Visual C++ function call explicit / implicit parameter count

Question

// Function prototype with default parameters
void func(int p1, int p2 = 0, int p3 = 0);

// Function body
void func(int p1, int p2, int p3)
{
    printf("The # of explicit parameters is %d\n", ??);
    printf("The # of implicit parameters is %d\n", ??);
}

// Use in code
int main(int argc, char* argv[])
{
    func(0);        // Should print 1 explicit, 2 implicit
    func(0, 0);     // Should print 2 explicit, 1 implicit
    func(0, 0, 0);  // Should print 3 explicit, 0 implicit

    return 0;
}

In the above example, how can I get the actual number of parameters passed in explicitly? And the number of parameters passed in implicitly?

Answer 1

As @Igor pointed out in a comment, it is not possible to detect if a parameter is default or actually passed.

One of possible ways to emulate it is to switch from default parameters to overload.

Another is to make the default value distinct from explicit value.

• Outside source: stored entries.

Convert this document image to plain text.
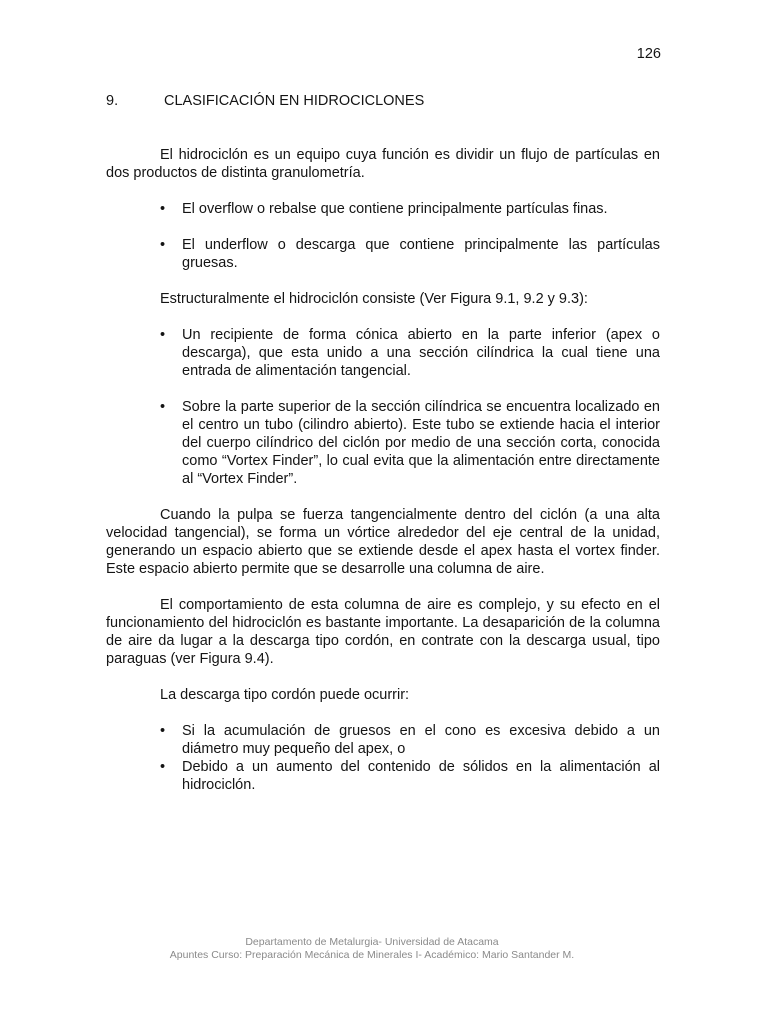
126
9.	CLASIFICACIÓN EN HIDROCICLONES

El hidrociclón es un equipo cuya función es dividir un flujo de partículas en dos productos de distinta granulometría.

• El overflow o rebalse que contiene principalmente partículas finas.
• El underflow o descarga que contiene principalmente las partículas gruesas.

Estructuralmente el hidrociclón consiste (Ver Figura 9.1, 9.2 y 9.3):

• Un recipiente de forma cónica abierto en la parte inferior (apex o descarga), que esta unido a una sección cilíndrica la cual tiene una entrada de alimentación tangencial.
• Sobre la parte superior de la sección cilíndrica se encuentra localizado en el centro un tubo (cilindro abierto). Este tubo se extiende hacia el interior del cuerpo cilíndrico del ciclón por medio de una sección corta, conocida como “Vortex Finder”, lo cual evita que la alimentación entre directamente al “Vortex Finder”.

Cuando la pulpa se fuerza tangencialmente dentro del ciclón (a una alta velocidad tangencial), se forma un vórtice alrededor del eje central de la unidad, generando un espacio abierto que se extiende desde el apex hasta el vortex finder. Este espacio abierto permite que se desarrolle una columna de aire.

El comportamiento de esta columna de aire es complejo, y su efecto en el funcionamiento del hidrociclón es bastante importante. La desaparición de la columna de aire da lugar a la descarga tipo cordón, en contrate con la descarga usual, tipo paraguas (ver Figura 9.4).

La descarga tipo cordón puede ocurrir:

• Si la acumulación de gruesos en el cono es excesiva debido a un diámetro muy pequeño del apex, o
• Debido a un aumento del contenido de sólidos en la alimentación al hidrociclón.
Departamento de Metalurgia- Universidad de Atacama
Apuntes Curso: Preparación Mecánica de Minerales I- Académico: Mario Santander M.
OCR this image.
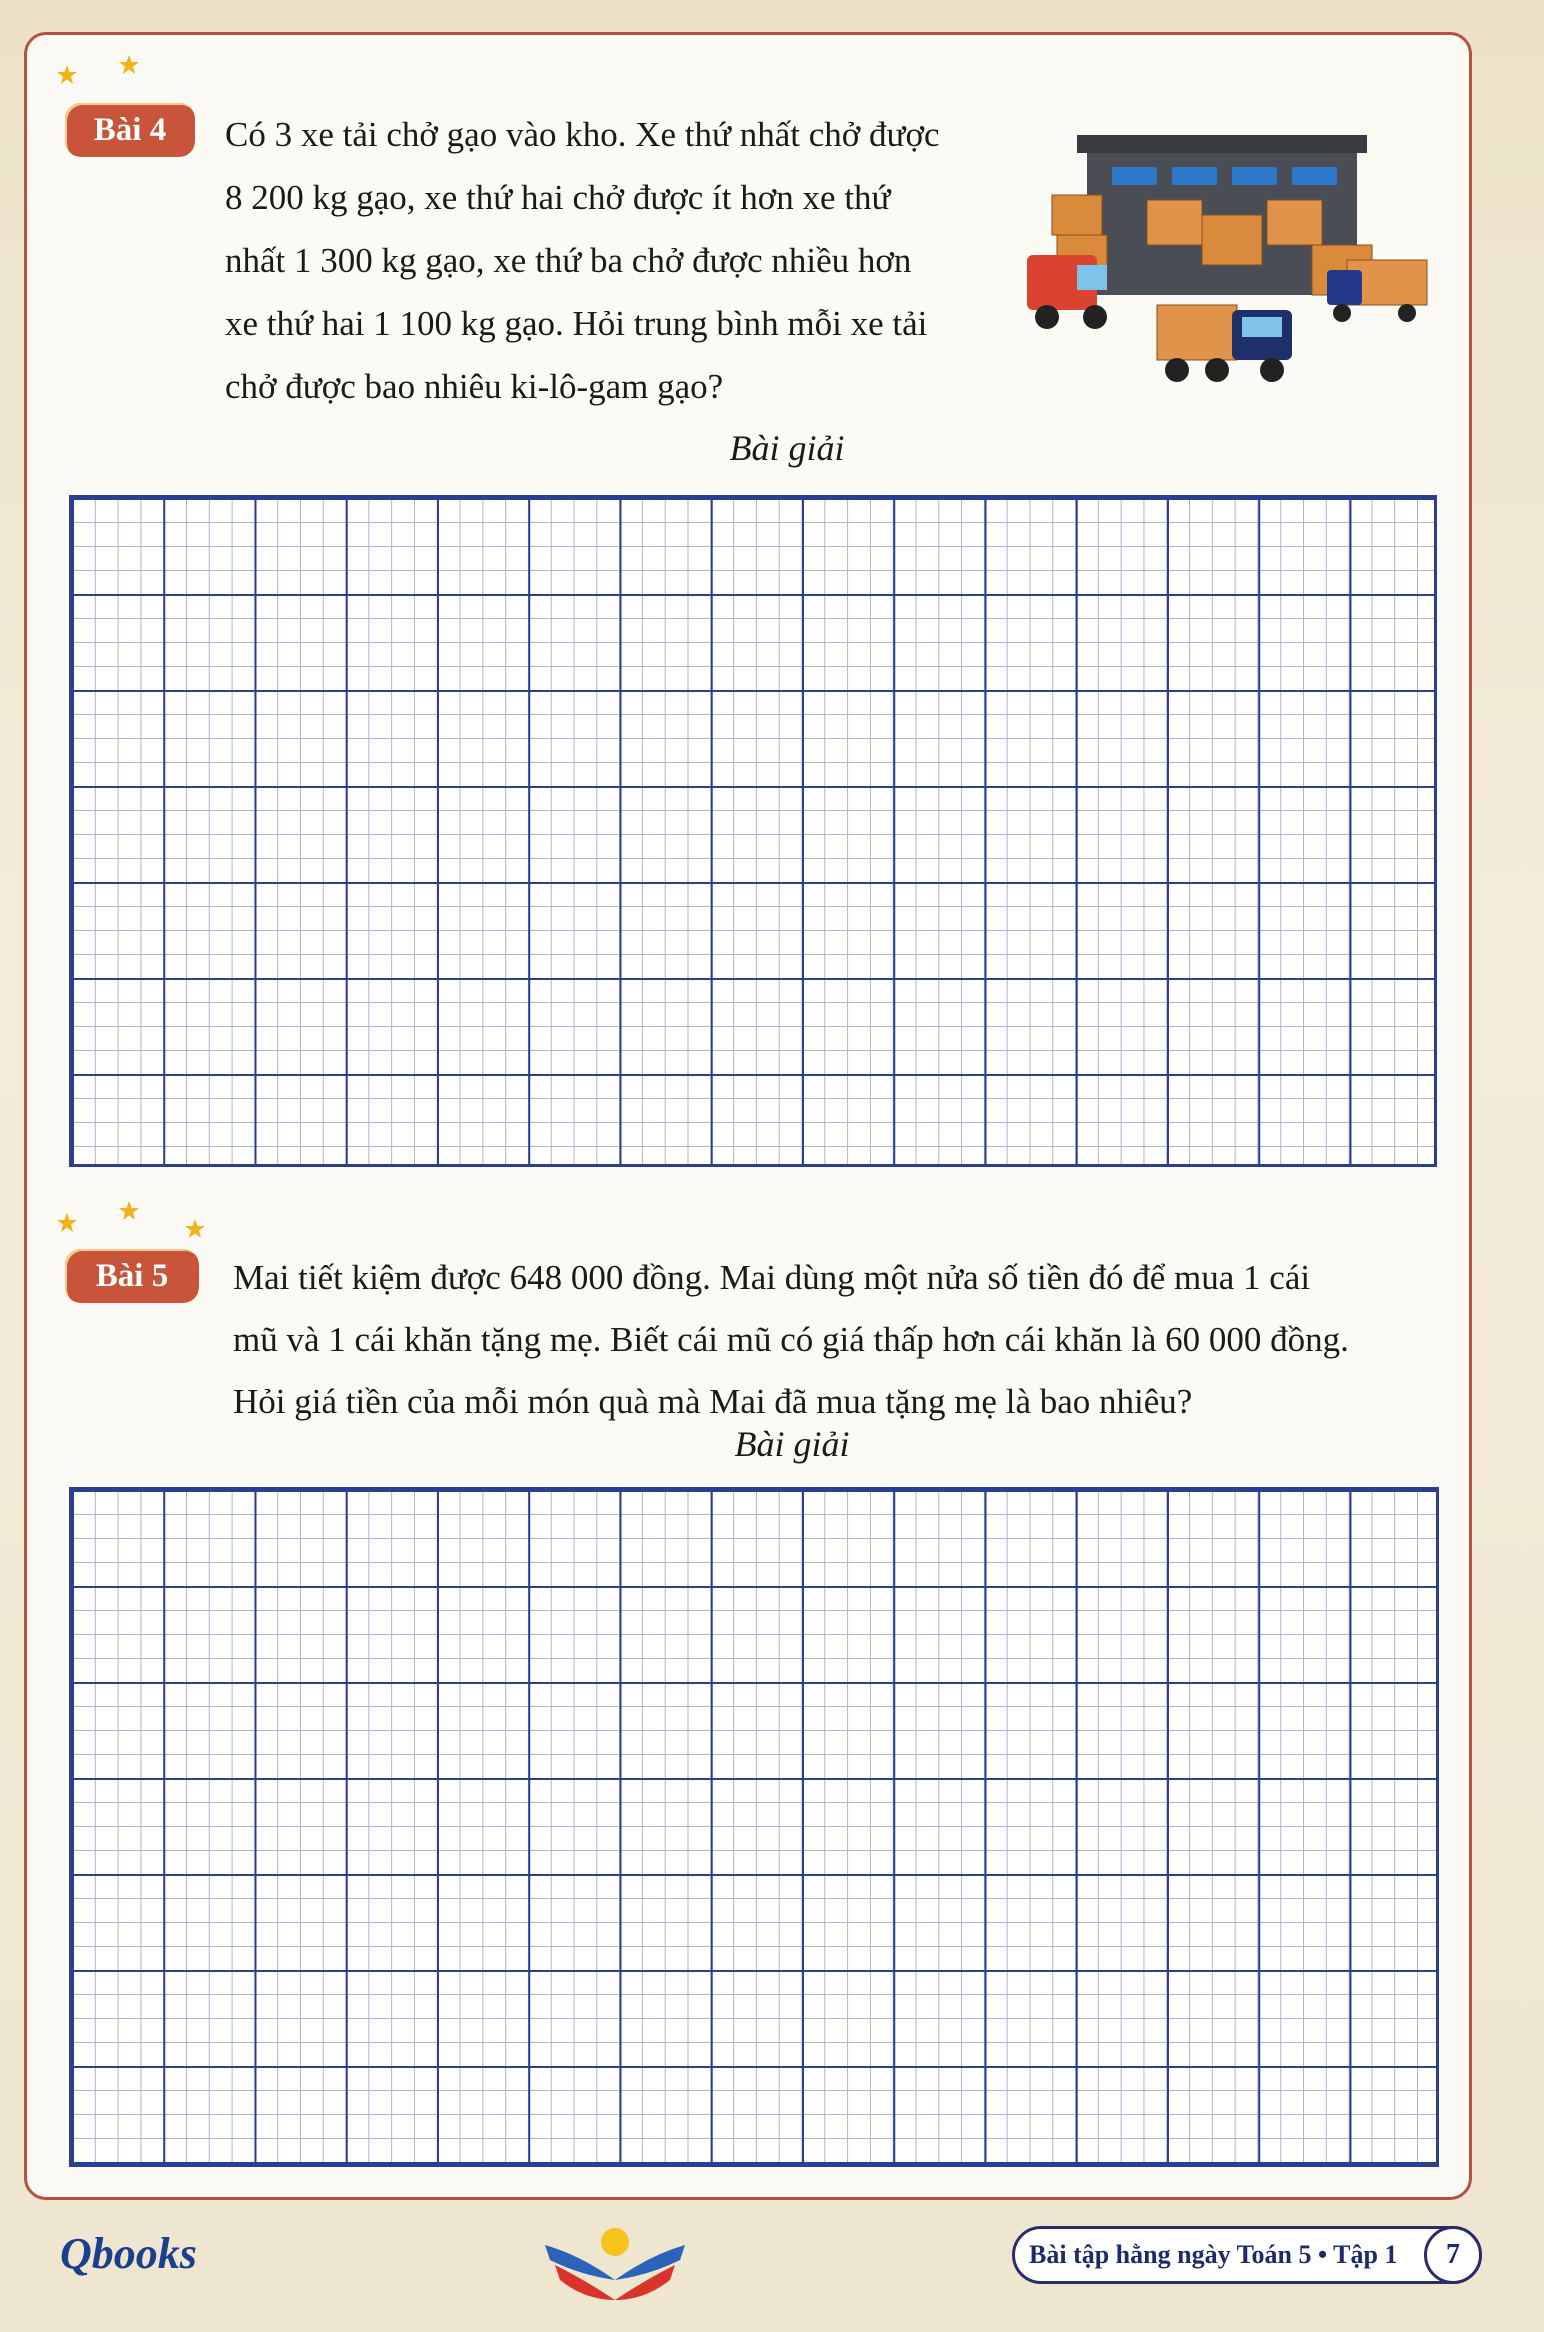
Bài 4	Có 3 xe tải chở gạo vào kho. Xe thứ nhất chở được
8 200 kg gạo, xe thứ hai chở được ít hơn xe thứ
nhất 1 300 kg gạo, xe thứ ba chở được nhiều hơn
xe thứ hai 1 100 kg gạo. Hỏi trung bình mỗi xe tải
chở được bao nhiêu ki-lô-gam gạo?
Bài giải
Bài 5	Mai tiết kiệm được 648 000 đồng. Mai dùng một nửa số tiền đó để mua 1 cái
mũ và 1 cái khăn tặng mẹ. Biết cái mũ có giá thấp hơn cái khăn là 60 000 đồng.
Hỏi giá tiền của mỗi món quà mà Mai đã mua tặng mẹ là bao nhiêu?
Bài giải
Qbooks	Bài tập hằng ngày Toán 5 • Tập 1	7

It can be done with std::optional if you wouldn't pass empty optional explcitly:

#include <stdio.h>
#include <optional>

void func(std::optional<int> p1 = std::nullopt, std::optional<int> p2 = std::nullopt, std::optional<int> p3 = std::nullopt);

// Function body
void func(std::optional<int> p1, std::optional<int> p2, std::optional<int> p3)
{
    printf("The # of explicit parameters is %d\n", p1.has_value() + p2.has_value() + p3.has_value());
    printf("The # of implicit parameters is %d\n", !p1.has_value() + !p2.has_value() + !p3.has_value());
}

// Use in code
int main(int argc, char* argv[])
{
    func(0);        // Should print 1 explicit, 2 implicit
    func(0, 0);     // Should print 2 explicit, 1 implicit
    func(0, 0, 0);  // Should print 3 explicit, 0 implicit

    return 0;
}

Also it can be emulated with variadic template parameters.